恋愛境界線

駆け寄ってきた若宮課長が私の背中に手を添え、もう片方の手でギュッと手を握られた。


「馬鹿か君は!どうして、君はそう後先考えずに無茶をするんだ!」


どうやら、振り上げられたスマホが私の目元付近にクリーンヒットしたらしい。


左のこめかみ部分がズキズキと酷く痛んだ。


目を開けようとしたけれど、視界が霞んだまま、ぼやけて見える。


「だって……」


若宮課長は仕事も出来て、人望だって、社会的地位だってある。


何でも持っていて、何でも器用にこなしてしまう。私の手助けなんて必要のないほどに。


だから今回のことだって、私なんかが出しゃばらなくても、若宮課長だけで解決できたのかもしれない。よりスマートに。スムーズに。

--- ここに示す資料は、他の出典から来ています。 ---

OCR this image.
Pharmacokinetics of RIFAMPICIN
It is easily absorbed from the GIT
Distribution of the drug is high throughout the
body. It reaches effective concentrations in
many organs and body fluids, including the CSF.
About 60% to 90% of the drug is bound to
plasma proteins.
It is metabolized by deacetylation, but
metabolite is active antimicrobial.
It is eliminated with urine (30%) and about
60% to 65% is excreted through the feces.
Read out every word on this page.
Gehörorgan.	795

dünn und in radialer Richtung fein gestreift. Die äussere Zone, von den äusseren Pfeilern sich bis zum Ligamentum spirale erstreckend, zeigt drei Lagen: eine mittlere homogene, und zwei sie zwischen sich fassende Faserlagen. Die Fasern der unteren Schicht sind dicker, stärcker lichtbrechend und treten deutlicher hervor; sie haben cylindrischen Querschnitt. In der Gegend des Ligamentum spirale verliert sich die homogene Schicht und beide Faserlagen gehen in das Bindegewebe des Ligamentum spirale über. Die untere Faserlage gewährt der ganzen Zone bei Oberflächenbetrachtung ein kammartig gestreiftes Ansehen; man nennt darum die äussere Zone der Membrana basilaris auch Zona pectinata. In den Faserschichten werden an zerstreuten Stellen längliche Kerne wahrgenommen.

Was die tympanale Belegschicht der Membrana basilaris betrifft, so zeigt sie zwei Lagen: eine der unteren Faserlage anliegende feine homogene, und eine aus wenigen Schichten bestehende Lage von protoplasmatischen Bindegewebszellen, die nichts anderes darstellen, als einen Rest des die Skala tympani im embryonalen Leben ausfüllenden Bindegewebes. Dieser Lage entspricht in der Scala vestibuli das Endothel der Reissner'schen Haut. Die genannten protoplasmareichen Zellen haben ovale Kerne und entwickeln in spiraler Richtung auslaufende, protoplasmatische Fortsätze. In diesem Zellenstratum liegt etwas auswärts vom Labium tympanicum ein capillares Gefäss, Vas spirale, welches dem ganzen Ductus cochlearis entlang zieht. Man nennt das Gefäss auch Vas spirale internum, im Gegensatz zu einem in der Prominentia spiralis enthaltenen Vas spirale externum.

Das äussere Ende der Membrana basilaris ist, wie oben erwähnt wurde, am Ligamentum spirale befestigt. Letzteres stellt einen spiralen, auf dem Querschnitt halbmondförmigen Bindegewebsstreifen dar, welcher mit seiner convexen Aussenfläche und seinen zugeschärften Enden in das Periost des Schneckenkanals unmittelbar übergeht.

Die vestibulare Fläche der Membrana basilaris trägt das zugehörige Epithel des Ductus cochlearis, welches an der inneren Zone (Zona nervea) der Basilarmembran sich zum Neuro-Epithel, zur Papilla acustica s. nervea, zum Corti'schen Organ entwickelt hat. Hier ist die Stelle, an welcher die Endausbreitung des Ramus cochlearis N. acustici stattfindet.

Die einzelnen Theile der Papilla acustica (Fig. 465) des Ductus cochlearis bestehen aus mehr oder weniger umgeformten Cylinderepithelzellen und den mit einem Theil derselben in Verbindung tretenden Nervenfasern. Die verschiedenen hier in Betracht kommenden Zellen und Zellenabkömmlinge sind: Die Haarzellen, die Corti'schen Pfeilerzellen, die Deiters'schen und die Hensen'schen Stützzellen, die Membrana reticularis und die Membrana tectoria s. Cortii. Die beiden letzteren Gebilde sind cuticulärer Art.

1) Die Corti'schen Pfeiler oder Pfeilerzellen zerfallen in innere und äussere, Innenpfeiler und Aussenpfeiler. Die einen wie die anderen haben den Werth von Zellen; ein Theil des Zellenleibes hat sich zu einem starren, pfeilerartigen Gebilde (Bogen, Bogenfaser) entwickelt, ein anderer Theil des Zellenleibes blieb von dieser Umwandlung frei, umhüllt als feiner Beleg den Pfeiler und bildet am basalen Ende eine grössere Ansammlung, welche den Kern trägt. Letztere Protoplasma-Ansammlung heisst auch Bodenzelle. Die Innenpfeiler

課長にしてみれば、私のしたことは却って余計なことだったに違いない。


それでも、どうしてだろう。


今、目の前にいる若宮課長を見てたら、例えそうだとしても、私の力なんか必要としてなくても、それでも、課長の為に何かしたいと願ってしまう。


「だって、言ったじゃないですか……、今度は私が守るって」


私がこの人を守りたいって、強く思った。